Cambio radical en la misma escapada pirenaica. En menos de 24 horas pasé del mundo granítico, la nieve y los afilados picos de la zona de la Forqueta al terreno más amable y las palas herbosas y proas calizas de los Sestrals. Y si en la ruta del día anterior el protagonista visual fue el macizo de Posets, en esta lo fue, y de que manera, el de Monte Perdido, y también el Cañón de Añisclo. No, a esta ruta no se le puede llamar, de ningún modo, complementaria. Enseguida comprobaréis el por qué.

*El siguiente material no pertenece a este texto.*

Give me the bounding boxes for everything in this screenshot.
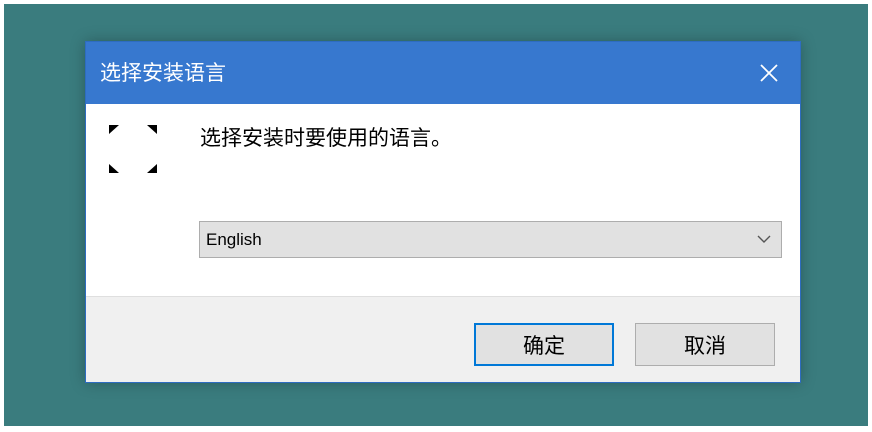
button-bar: 确定 取消 (86, 296, 800, 382)
language-select[interactable]: English (199, 221, 782, 258)
close-icon (760, 64, 778, 82)
dialog-title: 选择安装语言 (100, 61, 226, 85)
title-bar: 选择安装语言 (86, 42, 800, 104)
ok-button[interactable]: 确定 (474, 323, 614, 366)
language-select-value: English (206, 230, 262, 249)
chevron-down-icon (757, 235, 771, 243)
dialog-body: 选择安装时要使用的语言。 English (86, 104, 800, 296)
cancel-button[interactable]: 取消 (635, 323, 775, 366)
close-button[interactable] (738, 42, 800, 104)
prompt-text: 选择安装时要使用的语言。 (200, 126, 452, 150)
installer-app-icon (109, 125, 157, 173)
language-dialog: 选择安装语言 选择安装时要使用的语言。 English 确定 取消 (85, 41, 801, 383)
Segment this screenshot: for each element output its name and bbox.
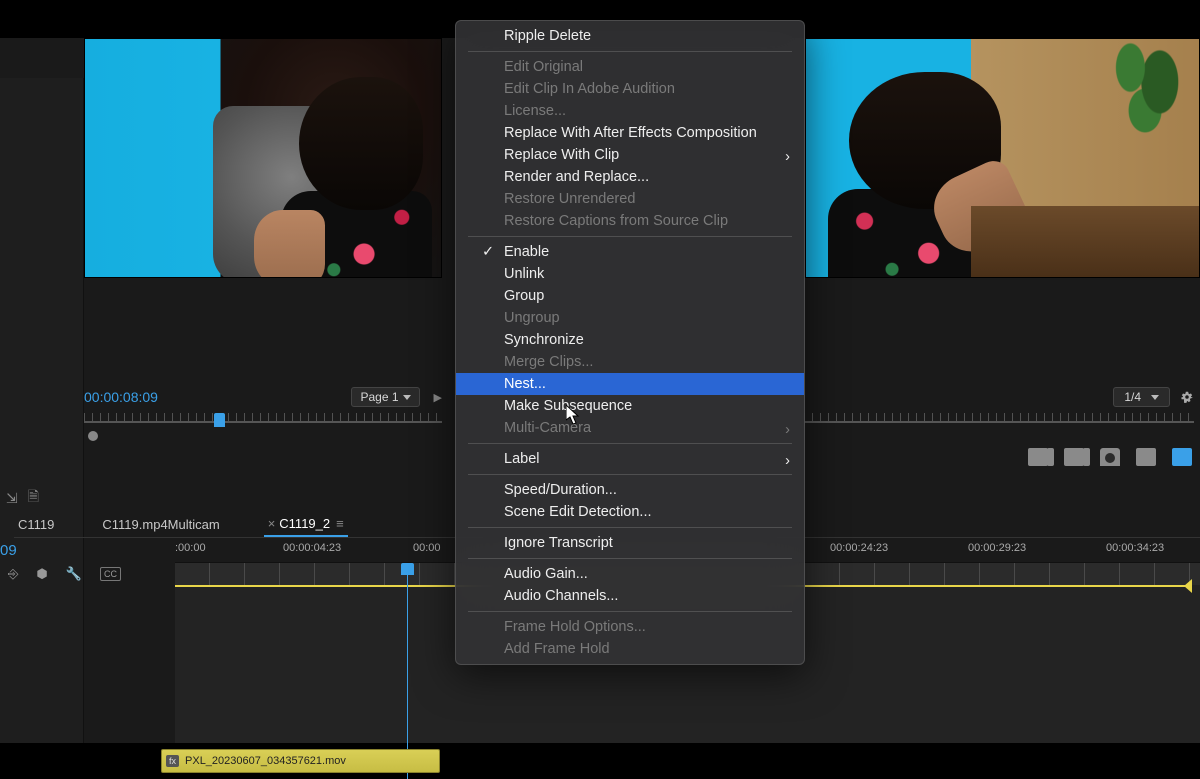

Subir a Plana Canal con un turismo, o con una furgoneta del estilo de la mía, requiere de paciencia, paciencia que suelo perder a veces y que me hizo soltar unos cuantos exabruptos dirigidos al puñetero camino, que no tuvo culpa ninguna, pues al fin y al cabo la decisión de subir, sabiendo de antemano su estado, fue mía. Pero bueno, disfrutar del atardecer, con las vistas que se tienen desde allí, mientras me tomaba una cerveza, no tuvo precio. Todo muy idílico, hasta unas horas después...
El solsticio de verano era bien patente cuando llegué a Plana Cantal, pues eran casi las 21:00 y mirad la luz que había todavía.
Luz que resaltaba más aún las calizas del Castillo Mayor.
Así que hasta que se hizo hora de entrar en la furgoneta a cenar no tuve otra preocupación que sentarme bien repantigado en la mullida hierba, bebiéndome una cervecilla mientras disfrutaba del atardecer y de las vistas. Como estas hacia la Peña Montañesa.
Allá al fondo asoma el Sestral Alto, y en primer término el herboso Tozal de la Fueva. Puede que, entre los cuadrúpedos que pastaban en su base, se encontrasen las protagonistas de la historia que os voy a contar.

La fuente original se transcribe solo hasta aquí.